Goal Programming

A goal programming model has more than one logical or conceptual objective function or goal, but mathematically it has only one "LP objective function" like other linear programming models.
Each conceptual goal is implemented as a "goal constraint" which we will assume to be of the form LHS + shortfall >= RHS.  (A <= constraint can easily be turned into a >= one by multiplying both sides by negative 1.  There are ways to handle this directly, and ways to handle = constraints, but we'll keep it simple.)

Shortfall Variables

Shortfall Variables are essential to goal programming.
A shortfall variable resembles a supplementary variable in that its value is completely determined by the values of the "free" decision variables,
But it differs from a supplementary variable because it is essential to calculating the decision itself, not just an improved sensitivity analysis.

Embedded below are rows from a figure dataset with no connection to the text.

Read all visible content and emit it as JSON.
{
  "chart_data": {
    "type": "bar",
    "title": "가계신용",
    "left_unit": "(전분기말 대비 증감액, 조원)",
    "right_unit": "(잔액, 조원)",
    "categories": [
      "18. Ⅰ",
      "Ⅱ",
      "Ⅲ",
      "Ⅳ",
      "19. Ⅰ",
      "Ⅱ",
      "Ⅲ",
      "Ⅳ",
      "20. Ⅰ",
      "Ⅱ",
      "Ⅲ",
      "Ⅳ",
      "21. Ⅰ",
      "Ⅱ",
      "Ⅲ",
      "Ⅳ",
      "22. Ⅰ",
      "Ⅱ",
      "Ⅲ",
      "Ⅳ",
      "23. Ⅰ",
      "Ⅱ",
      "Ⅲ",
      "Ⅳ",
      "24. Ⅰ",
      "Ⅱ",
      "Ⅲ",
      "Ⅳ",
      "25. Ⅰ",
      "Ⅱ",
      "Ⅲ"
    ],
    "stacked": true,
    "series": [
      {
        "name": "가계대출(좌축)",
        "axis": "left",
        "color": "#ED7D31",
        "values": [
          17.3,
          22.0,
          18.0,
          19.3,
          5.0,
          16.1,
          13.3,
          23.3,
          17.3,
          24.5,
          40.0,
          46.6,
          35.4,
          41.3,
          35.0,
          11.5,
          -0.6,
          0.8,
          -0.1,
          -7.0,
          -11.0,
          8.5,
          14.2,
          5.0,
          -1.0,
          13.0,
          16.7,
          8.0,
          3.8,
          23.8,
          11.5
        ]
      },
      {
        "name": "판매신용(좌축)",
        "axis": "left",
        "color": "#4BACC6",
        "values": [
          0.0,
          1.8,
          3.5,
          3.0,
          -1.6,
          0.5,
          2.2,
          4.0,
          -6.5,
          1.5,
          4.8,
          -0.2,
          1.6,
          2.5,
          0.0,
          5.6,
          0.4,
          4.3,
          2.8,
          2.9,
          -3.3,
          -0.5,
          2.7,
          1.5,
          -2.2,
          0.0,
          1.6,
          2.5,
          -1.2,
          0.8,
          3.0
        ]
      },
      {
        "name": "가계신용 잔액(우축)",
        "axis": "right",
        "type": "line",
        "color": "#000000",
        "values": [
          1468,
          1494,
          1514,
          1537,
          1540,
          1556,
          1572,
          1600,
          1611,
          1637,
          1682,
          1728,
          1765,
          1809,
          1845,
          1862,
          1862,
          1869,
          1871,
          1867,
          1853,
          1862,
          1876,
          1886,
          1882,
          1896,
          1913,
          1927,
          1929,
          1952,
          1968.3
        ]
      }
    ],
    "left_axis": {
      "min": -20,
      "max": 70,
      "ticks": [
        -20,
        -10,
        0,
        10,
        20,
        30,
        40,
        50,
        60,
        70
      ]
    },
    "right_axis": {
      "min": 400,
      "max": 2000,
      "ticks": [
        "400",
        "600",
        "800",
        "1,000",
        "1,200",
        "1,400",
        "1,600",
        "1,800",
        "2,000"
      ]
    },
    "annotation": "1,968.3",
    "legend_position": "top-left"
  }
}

A shortfall variable needs to be among the decision variables ("changing cells" in Solver);
it is constrained to be greater than or equal to the result of subtracting the LHS away from the RHS of a goal constraint.  Like other decision variables, it is is also constrained to be greater than or equal to zero.

The "LP constraint" incorporating all the goals wants to minimize the shortfall variables, so it tries to drive the LHS of each goal constraint up towards its RHS.  Because the shortfall variable can't go negative, there is no motivation to make the LHS of a goal constraint any higher than its RHS.  Because the goals tend to conflict, it is not possible to drive all the shortfall variables to zero, Solver just tries to come as close as possible.

The various flavors of goal programming (absolute priority, weighted sum, fuzzy set) embody different views of what "close" means.